I look back at my grandma. Her name was Minnie and she lived on a shoestring and a dime most of her life, but to me she seemed to have  everything that brought her satisfaction. When she died there wasn’t big money in the bank, or a big nest egg of inheritance, but every thing on the farm was paid for lock stock and barrel. I bet you could go through her house and find a few valuables like her collection of salt and pepper shakers and most of those kinds of things would probably add up to $100 worth over the course of 50 years collecting.  Her prized possession was an old worn out Bible that she read daily and carried every week to church. I mean this was her life and it seems like she was a whole lot more content than I have ever been.  It was not a life of ease but a life of fulfillment.  There was always fresh vegetables, and lots of potatoes and meat to eat. My life is a whole lot more complicated. As I look at even this younger generation it is even a lot more complicated but it includes a whole lot of debt and for many, a lifetime of debt that they are not even worried about ever getting out from under.  New phones, new cars, new clothes, new shoes, I mean, I have more in my closet at home than probably my grandparents had in all their lives. Life was simple, but it was good and there was very little indebtedness. There was a certain freedom in their lives because they were not indebted to anyone. The only thing that kept them back from going and doing whatever they wanted was the obligation of their farm, as in who was going to feed the cows and the chickens.

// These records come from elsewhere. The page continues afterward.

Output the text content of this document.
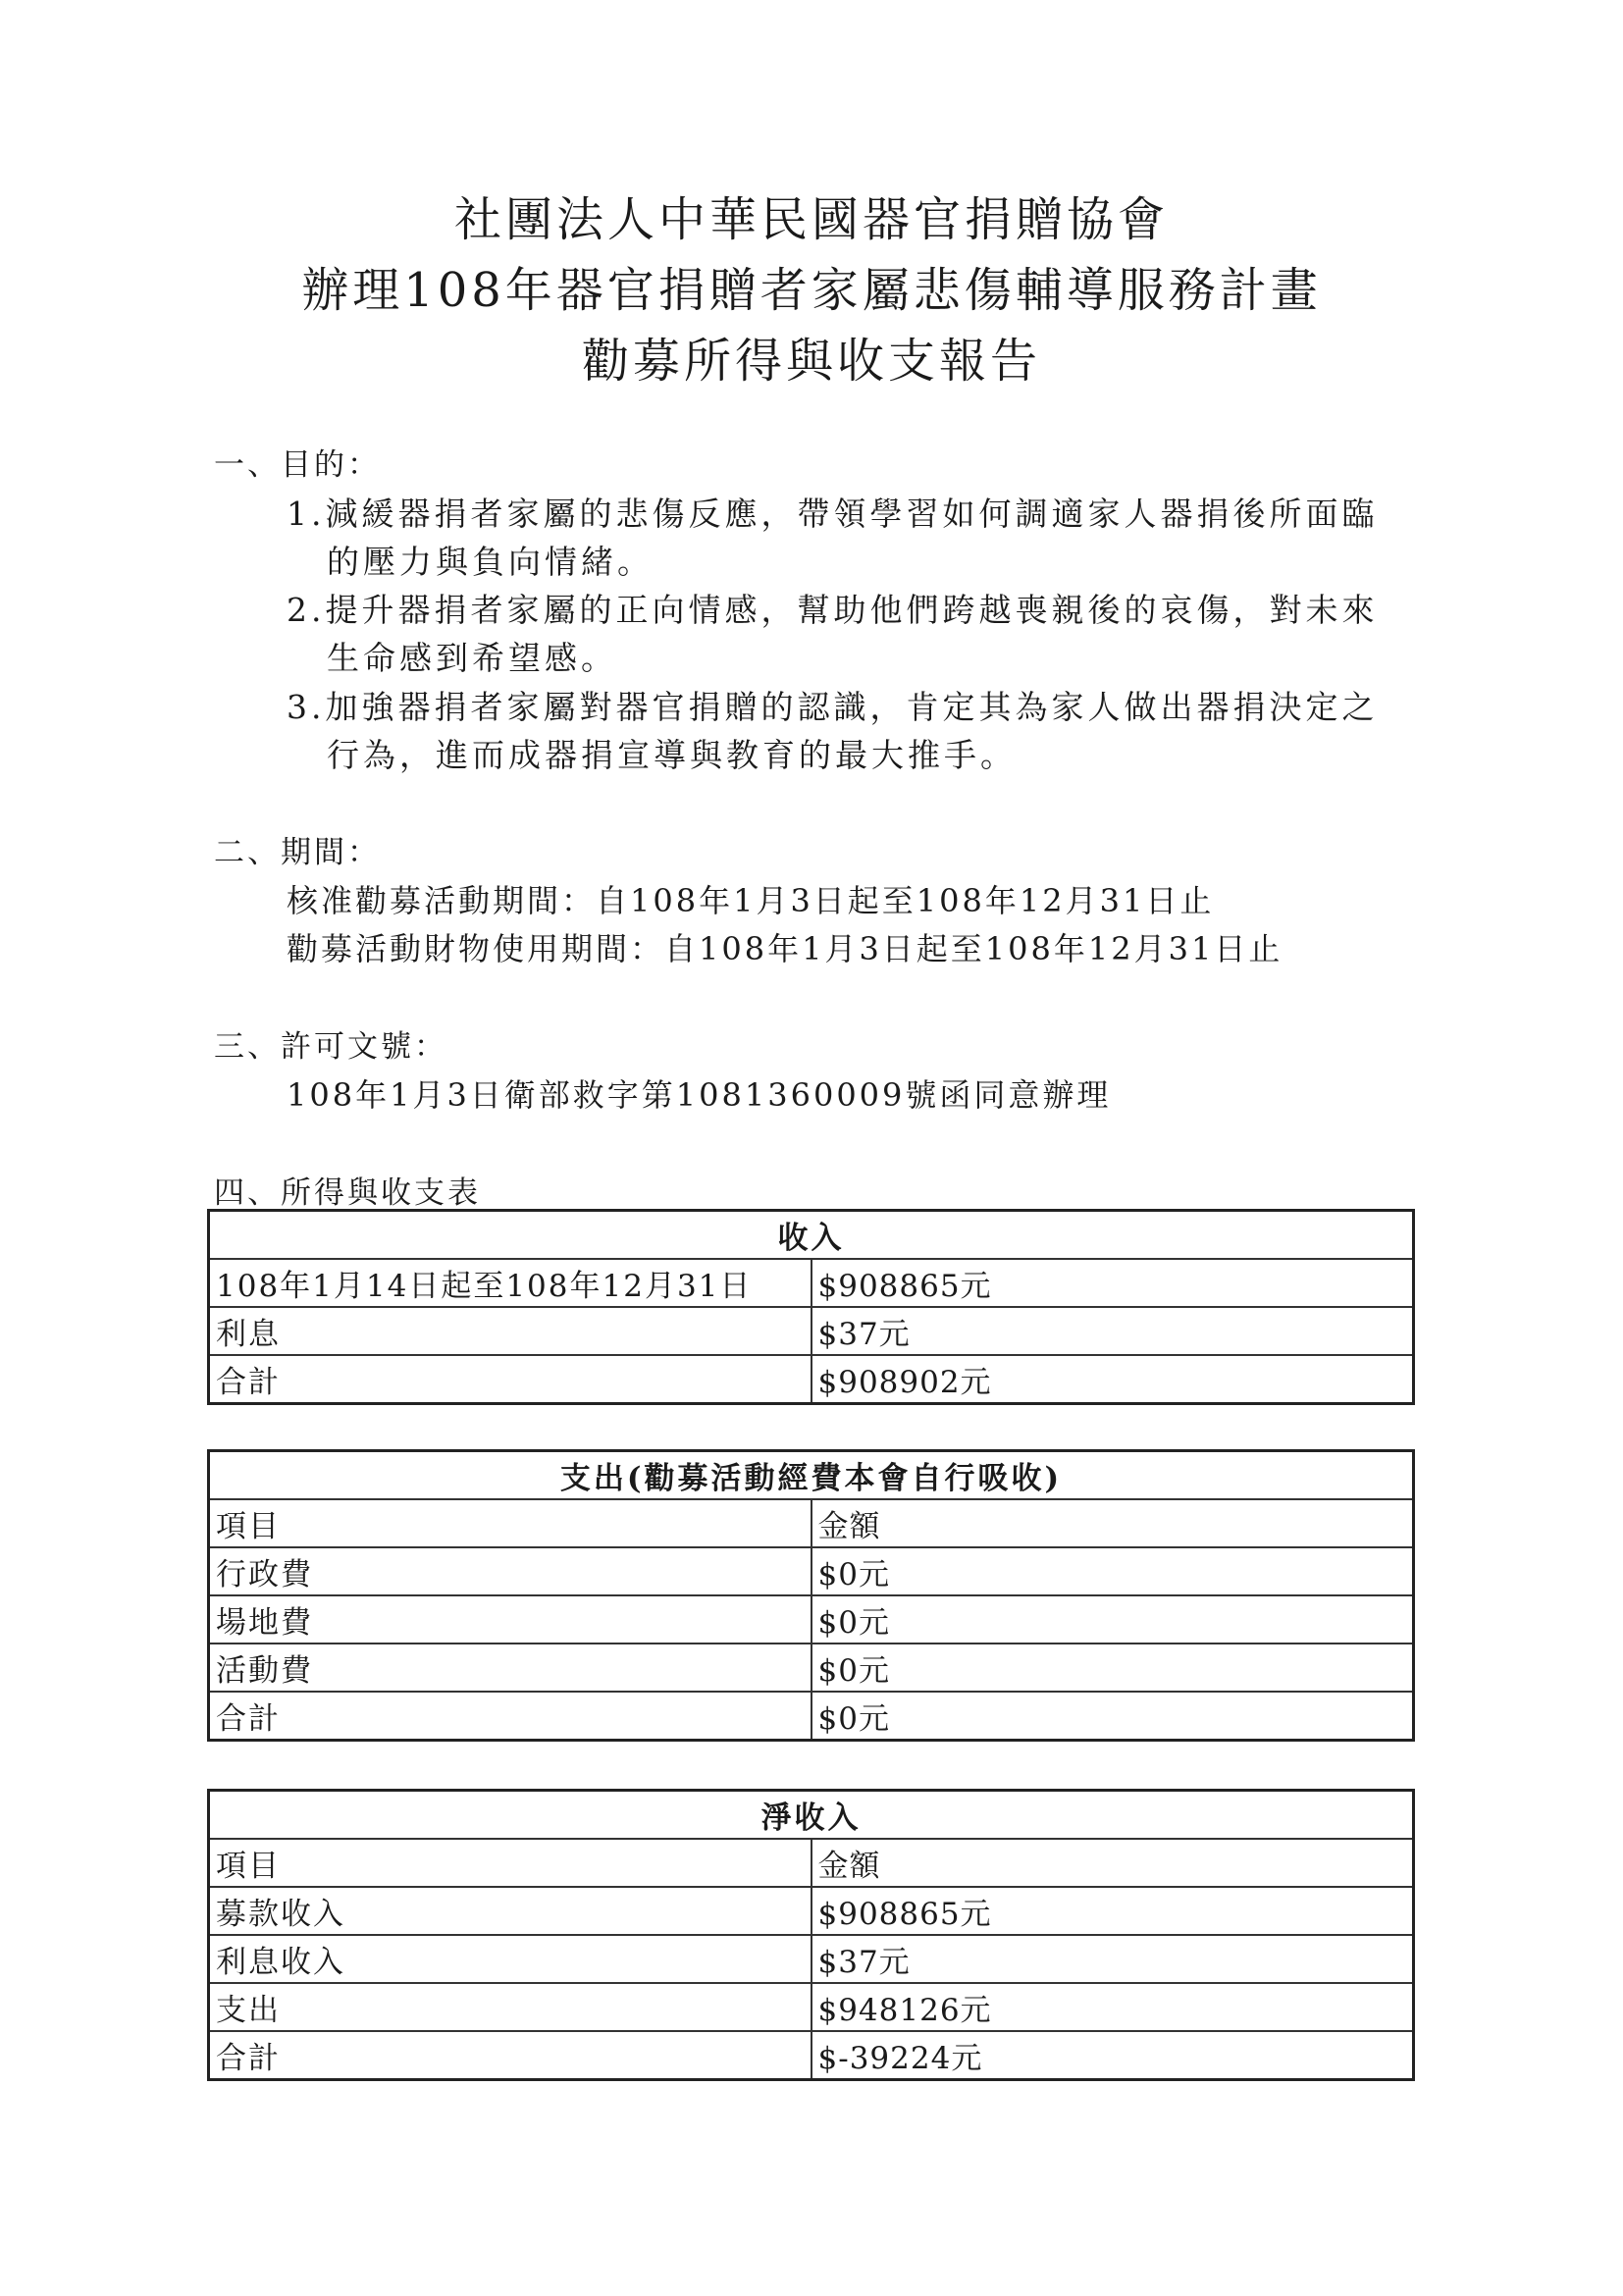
社團法人中華民國器官捐贈協會
辦理108年器官捐贈者家屬悲傷輔導服務計畫
勸募所得與收支報告
一、目的：
1.減緩器捐者家屬的悲傷反應，帶領學習如何調適家人器捐後所面臨
的壓力與負向情緒。
2.提升器捐者家屬的正向情感，幫助他們跨越喪親後的哀傷，對未來
生命感到希望感。
3.加強器捐者家屬對器官捐贈的認識，肯定其為家人做出器捐決定之
行為，進而成器捐宣導與教育的最大推手。
二、期間：
核准勸募活動期間：自108年1月3日起至108年12月31日止
勸募活動財物使用期間：自108年1月3日起至108年12月31日止
三、許可文號：
108年1月3日衛部救字第1081360009號函同意辦理
四、所得與收支表
收入	
108年1月14日起至108年12月31日	$908865元
利息	$37元
合計	$908902元
支出(勸募活動經費本會自行吸收)	
項目	金額
行政費	$0元
場地費	$0元
活動費	$0元
合計	$0元
淨收入	
項目	金額
募款收入	$908865元
利息收入	$37元
支出	$948126元
合計	$-39224元
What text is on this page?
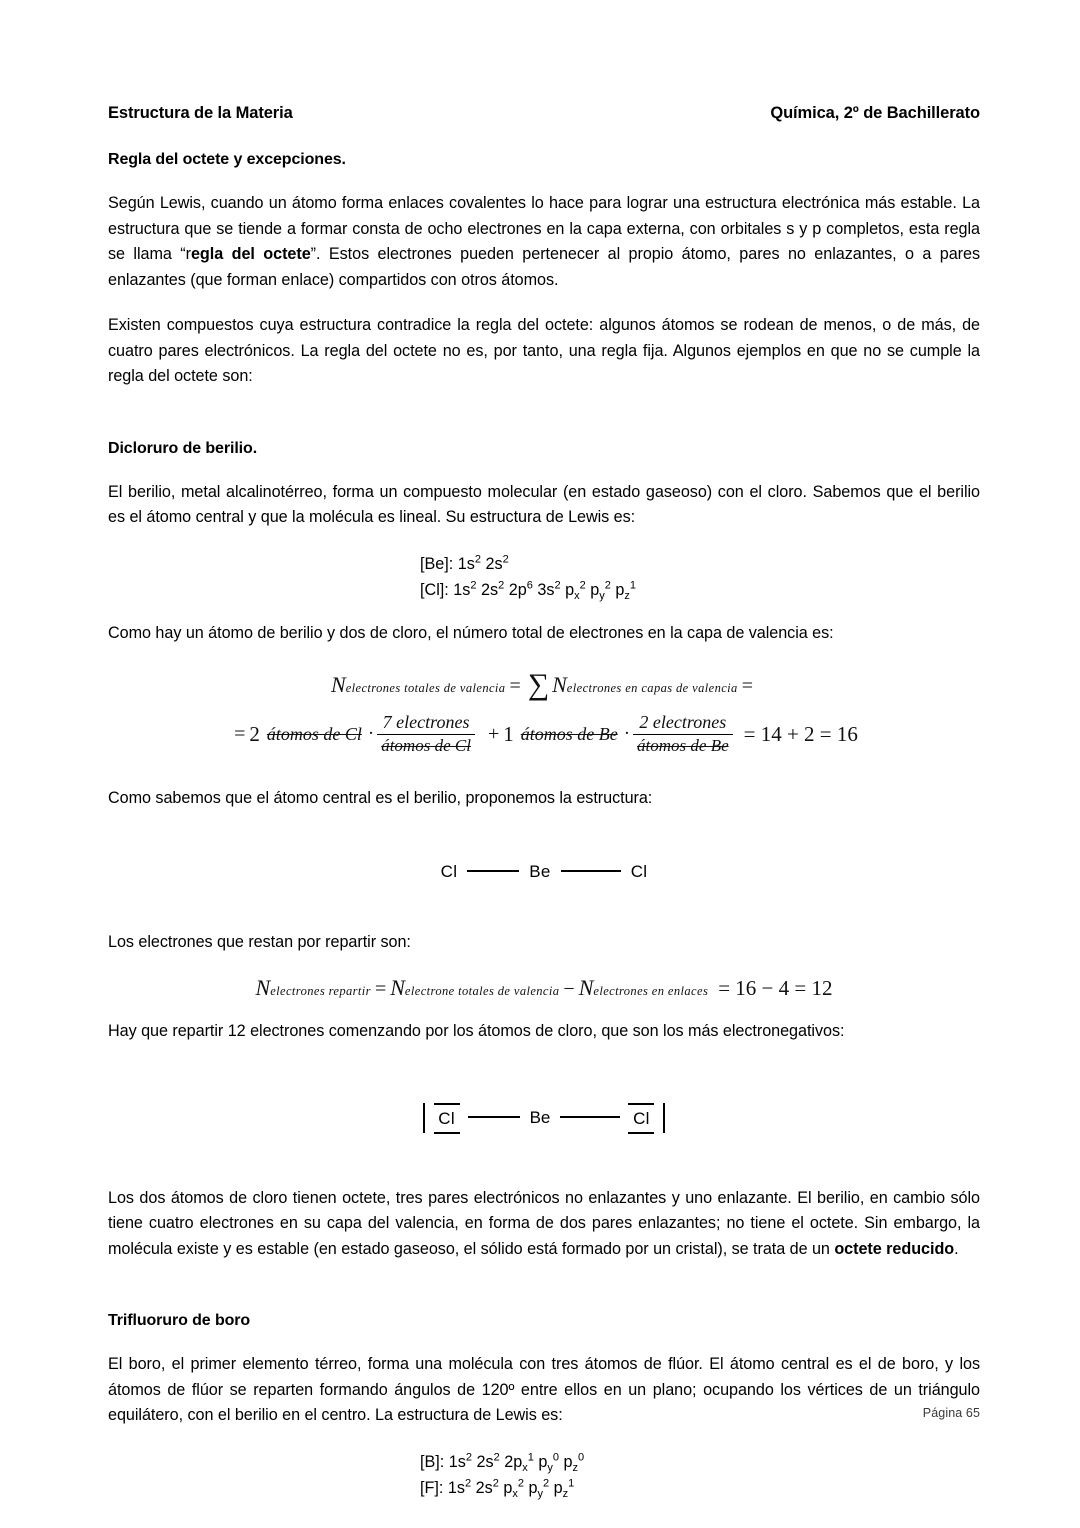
Estructura de la Materia	Química, 2º de Bachillerato
Regla del octete y excepciones.

Según Lewis, cuando un átomo forma enlaces covalentes lo hace para lograr una estructura electrónica más estable. La estructura que se tiende a formar consta de ocho electrones en la capa externa, con orbitales s y p completos, esta regla se llama “regla del octete”. Estos electrones pueden pertenecer al propio átomo, pares no enlazantes, o a pares enlazantes (que forman enlace) compartidos con otros átomos.

Existen compuestos cuya estructura contradice la regla del octete: algunos átomos se rodean de menos, o de más, de cuatro pares electrónicos. La regla del octete no es, por tanto, una regla fija. Algunos ejemplos en que no se cumple la regla del octete son:

Dicloruro de berilio.

El berilio, metal alcalinotérreo, forma un compuesto molecular (en estado gaseoso) con el cloro. Sabemos que el berilio es el átomo central y que la molécula es lineal. Su estructura de Lewis es:

[Be]: $1s^2$ $2s^2$
[Cl]: $1s^2$ $2s^2$ $2p^6$ $3s^2$ $p_x^2$ $p_y^2$ $p_z^1$

Como hay un átomo de berilio y dos de cloro, el número total de electrones en la capa de valencia es:

N electrones totales de valencia = ∑ N electrones en capas de valencia =
= 2 átomos de $Cl \cdot \frac{\text{7 electrones}}{\text{átomos de Cl}} + 1$ átomos de $Be \cdot \frac{\text{2 electrones}}{\text{átomos de Be}} = 14 + 2 = 16$

Como sabemos que el átomo central es el berilio, proponemos la estructura:

Cl	Be	Cl

Los electrones que restan por repartir son:

N electrones repartir = N electrone totales de valencia − N electrones en enlaces = 16 − 4 = 12

Hay que repartir 12 electrones comenzando por los átomos de cloro, que son los más electronegativos:

Cl	Be	Cl

Los dos átomos de cloro tienen octete, tres pares electrónicos no enlazantes y uno enlazante. El berilio, en cambio sólo tiene cuatro electrones en su capa del valencia, en forma de dos pares enlazantes; no tiene el octete. Sin embargo, la molécula existe y es estable (en estado gaseoso, el sólido está formado por un cristal), se trata de un octete reducido.

Trifluoruro de boro

El boro, el primer elemento térreo, forma una molécula con tres átomos de flúor. El átomo central es el de boro, y los átomos de flúor se reparten formando ángulos de 120º entre ellos en un plano; ocupando los vértices de un triángulo equilátero, con el berilio en el centro. La estructura de Lewis es:

[B]: $1s^2$ $2s^2$ $2p_x^1$ $p_y^0$ $p_z^0$
[F]: $1s^2$ $2s^2$ $p_x^2$ $p_y^2$ $p_z^1$
Página 65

Don’t get me wrong. I am not saying that we shouldn’t have things, but sometimes, our things have us. We need to realize sometimes the things that we think are freeing us actually occupy a lot of our time and resources. How? 1) We live with the worry of how we are going to pay for them, and 2) They are the kinds of “things” that sure gobble up and waste a lot of our time.

I will rip off the band aide and say what is not popular. We need to strive to live debt free as much as possible. Debt is an albatross around our necks or it can be in many cases. It’s not just that, but think of how we are hindered by debt and how it consumes our time and our energy. But when we are not indebted to this, that, and the other, then we have the freedom to be obedient to God in our giving of money, (not just to the church but also to other ministries as God leads us) we have energy to offer our talents and we will even find that we have time to give.

If you really want to learn how to be free financially I encourage you to look up, “Financial Peace”  by Dave Ramsey. This course is easy to understand, it is practical, you will see results right away and Dave Ramsey makes it fun. Tens of thousands of people have experienced financial freedom and also wealth as a result of following Ramsey’s principles.  It will be well worth the investment if you be willing to try.